By Jim Langevin
As a Democrat, I am distressed by the appearance of favoritism in any form. However, as an American, I am deeply worried that our nation is still not adequately prepared for the new security challenges we face in cyberspace.
When I founded the Congressional Cybersecurity Caucus in 2008, my foremost concern was that a cyberattack on critical infrastructure could result in physical damage, a fear made real with the attack on Ukraine’s electric utilities last December. While leading the caucus, I have also seen hackers break into databases in pursuit of financial information, trade secrets, and even personal details of government employees. All of these targets remain at risk.
But I’m afraid that our understanding of the threats in cyberspace is not keeping pace with the rapid advances in technology and the avenues of attack they enable. The DNC email leak, for instance, bears all the hallmarks of an information warfare operation, timed as it was to coincide with announcement of the Democratic vice presidential pick and the commencement of the convention.
The doctrine of information war is not new. We saw it used extensively during the cold war and it continues to be used today. During the illegal Russian annexation of Crimea, local news outlets were flooded with false stories of repression of ethnic Russian populations. The Russian television network RT that broadcasts in English, Arabic, and Spanish has deliberately disseminated inaccurate stories favorable to the Russian regime. New media have also been targets of recent campaigns: Witness the Russian “troll armies” who sow confusion on comment boards across the internet.
But these examples apply 20th-century thinking to 21st-century technology. In Crimea and with RT, Russia simply owns the television channels and can thus schedule programming as it wishes. The comment trolls rely on the free speech protections enshrined in many societies for decades or centuries. And, in this age of choose-your-own content, they rely on readers, viewers, or listeners making an active choice to tune in. This reliance hampers their ability to cause harm: after all, how many Americans watch RT?

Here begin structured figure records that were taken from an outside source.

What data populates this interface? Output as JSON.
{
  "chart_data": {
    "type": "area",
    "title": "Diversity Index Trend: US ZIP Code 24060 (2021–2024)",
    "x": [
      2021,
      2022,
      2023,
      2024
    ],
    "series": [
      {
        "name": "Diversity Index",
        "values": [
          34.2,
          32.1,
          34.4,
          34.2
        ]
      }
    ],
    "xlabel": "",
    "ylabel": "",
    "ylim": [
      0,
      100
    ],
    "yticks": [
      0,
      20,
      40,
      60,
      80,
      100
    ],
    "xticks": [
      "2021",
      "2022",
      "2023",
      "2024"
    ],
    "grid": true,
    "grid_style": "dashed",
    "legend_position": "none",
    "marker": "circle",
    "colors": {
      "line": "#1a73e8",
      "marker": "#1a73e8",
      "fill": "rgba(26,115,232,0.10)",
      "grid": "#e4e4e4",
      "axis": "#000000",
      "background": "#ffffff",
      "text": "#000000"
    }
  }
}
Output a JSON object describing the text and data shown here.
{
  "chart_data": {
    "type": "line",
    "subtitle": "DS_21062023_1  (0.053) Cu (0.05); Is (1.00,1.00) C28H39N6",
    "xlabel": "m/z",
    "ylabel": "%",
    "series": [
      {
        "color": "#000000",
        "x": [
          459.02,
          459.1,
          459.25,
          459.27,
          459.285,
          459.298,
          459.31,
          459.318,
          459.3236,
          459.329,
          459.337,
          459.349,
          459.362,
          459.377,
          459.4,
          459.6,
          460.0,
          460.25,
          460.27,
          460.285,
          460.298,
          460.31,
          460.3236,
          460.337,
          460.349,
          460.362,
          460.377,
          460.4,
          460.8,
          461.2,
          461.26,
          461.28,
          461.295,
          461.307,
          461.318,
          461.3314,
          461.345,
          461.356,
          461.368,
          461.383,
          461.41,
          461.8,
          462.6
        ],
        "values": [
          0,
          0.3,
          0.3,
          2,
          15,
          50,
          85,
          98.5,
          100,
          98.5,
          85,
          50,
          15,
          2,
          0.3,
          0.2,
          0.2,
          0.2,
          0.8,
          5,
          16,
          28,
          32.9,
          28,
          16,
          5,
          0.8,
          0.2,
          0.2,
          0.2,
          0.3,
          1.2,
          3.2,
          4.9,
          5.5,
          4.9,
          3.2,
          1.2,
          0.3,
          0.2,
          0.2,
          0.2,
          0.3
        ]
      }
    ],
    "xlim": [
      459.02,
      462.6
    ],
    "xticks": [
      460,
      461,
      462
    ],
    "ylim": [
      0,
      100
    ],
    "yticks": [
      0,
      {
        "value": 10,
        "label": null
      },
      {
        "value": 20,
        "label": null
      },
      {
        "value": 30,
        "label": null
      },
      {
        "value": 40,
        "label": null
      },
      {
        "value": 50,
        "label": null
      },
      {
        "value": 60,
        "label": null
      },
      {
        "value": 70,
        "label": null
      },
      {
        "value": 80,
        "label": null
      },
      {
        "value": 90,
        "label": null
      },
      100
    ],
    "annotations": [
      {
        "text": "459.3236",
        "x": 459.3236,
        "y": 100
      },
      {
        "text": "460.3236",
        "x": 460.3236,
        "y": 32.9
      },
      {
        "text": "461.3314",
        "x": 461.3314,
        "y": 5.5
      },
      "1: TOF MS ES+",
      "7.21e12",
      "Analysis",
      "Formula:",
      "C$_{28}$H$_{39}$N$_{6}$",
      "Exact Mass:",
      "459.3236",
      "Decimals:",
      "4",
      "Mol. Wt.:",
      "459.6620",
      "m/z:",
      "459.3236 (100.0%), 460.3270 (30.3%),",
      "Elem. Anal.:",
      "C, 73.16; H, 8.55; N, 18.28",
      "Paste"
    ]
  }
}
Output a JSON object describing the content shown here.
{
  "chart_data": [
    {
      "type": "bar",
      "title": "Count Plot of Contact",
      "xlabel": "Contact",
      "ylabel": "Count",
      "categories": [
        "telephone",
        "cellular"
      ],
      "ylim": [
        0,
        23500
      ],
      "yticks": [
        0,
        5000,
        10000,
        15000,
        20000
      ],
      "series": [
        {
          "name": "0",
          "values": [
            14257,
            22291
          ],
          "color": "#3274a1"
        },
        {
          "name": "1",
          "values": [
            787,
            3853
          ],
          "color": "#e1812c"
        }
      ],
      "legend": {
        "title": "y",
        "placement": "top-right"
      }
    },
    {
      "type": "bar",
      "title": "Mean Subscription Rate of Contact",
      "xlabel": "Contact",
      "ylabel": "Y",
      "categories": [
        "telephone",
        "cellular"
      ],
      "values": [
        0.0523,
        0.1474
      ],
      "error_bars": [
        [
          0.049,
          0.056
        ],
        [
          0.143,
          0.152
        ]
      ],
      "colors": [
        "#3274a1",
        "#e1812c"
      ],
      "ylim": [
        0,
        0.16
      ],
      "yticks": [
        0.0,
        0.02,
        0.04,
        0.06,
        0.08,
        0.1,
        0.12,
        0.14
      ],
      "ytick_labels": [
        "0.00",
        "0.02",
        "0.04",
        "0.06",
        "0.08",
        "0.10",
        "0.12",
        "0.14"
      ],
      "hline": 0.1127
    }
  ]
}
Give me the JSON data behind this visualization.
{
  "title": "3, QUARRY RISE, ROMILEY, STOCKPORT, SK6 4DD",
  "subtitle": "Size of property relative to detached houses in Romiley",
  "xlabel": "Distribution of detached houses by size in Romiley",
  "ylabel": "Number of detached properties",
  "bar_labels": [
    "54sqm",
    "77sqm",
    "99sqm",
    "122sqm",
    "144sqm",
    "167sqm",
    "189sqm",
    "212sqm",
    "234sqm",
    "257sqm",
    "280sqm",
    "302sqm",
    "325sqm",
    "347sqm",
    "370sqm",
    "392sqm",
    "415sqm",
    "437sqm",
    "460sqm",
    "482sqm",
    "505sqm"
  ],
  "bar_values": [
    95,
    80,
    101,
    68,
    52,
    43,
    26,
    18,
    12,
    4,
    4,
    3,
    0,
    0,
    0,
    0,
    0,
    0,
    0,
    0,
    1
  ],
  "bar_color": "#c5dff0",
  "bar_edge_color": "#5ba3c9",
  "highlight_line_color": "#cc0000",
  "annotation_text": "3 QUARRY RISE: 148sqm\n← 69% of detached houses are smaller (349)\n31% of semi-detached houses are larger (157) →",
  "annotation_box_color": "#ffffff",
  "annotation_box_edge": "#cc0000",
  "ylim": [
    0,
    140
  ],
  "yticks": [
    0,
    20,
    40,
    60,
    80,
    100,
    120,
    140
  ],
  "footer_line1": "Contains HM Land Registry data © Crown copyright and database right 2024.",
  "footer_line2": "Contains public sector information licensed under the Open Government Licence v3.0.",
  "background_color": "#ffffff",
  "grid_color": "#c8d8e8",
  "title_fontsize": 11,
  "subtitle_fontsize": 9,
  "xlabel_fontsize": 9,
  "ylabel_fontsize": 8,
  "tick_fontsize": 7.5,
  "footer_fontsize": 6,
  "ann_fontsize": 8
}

The DNC hack is different. The content is fresh, salacious, and stolen, which means American news outlets are more than happy to do most of the dissemination. Though the data passed through foreign servers and may have been modified, many of the emails are, undoubtedly, authentic: They are impossible to dismiss as purely propaganda. They are also anonymous – the face of the leaks to this point has been WikiLeaks founder Julian Assange, who was almost certainly not involved in the theft of the emails.
All of which means we are likely to see many more hacks in this style. There has been a lot of speculation that Russia was behind the breach and the leak, and I have full confidence that government investigators will find those responsible. But whether the attack was carried out by the Russian government, at its behest, or by an independent party, the consequences of the hack are all too real.
Those opposed to our interests know all this. They also know that the cost of attacking us in cyberspace is low. While attribution is steadily getting better, it has been complemented with the rise of state-sanctioned private hackers whose ties to governments are murky at best.
So we have our work cut out for us. We need to raise our cyberdefenses in government and in the private sector, to make attackers work harder to get into our systems. We need to develop norms of nation state behavior in cyberspace that preclude attacks on civilian infrastructure and allow us to hold actors accountable. And we need to build resilience to lessen the payoff when breaches inevitably do happen.
In the eight years I have been working on cybersecurity, I have seen the issue gradually take on prominence. Most of my colleagues in Washington understand that the benefits we reap from our interconnected economy bring risks as well. But despite breach after breach, there is still not a sufficient urgency to the discussion. Cybersecurity is the security challenge of the Information Age. Our adversaries clearly know it; shouldn’t we?
Congressman Jim Langevin, a Democrat from Rhode Island, is the cofounder and cochair of the Congressional Cybersecurity Caucus, and a senior member of the House Armed Services and Homeland Security Committees.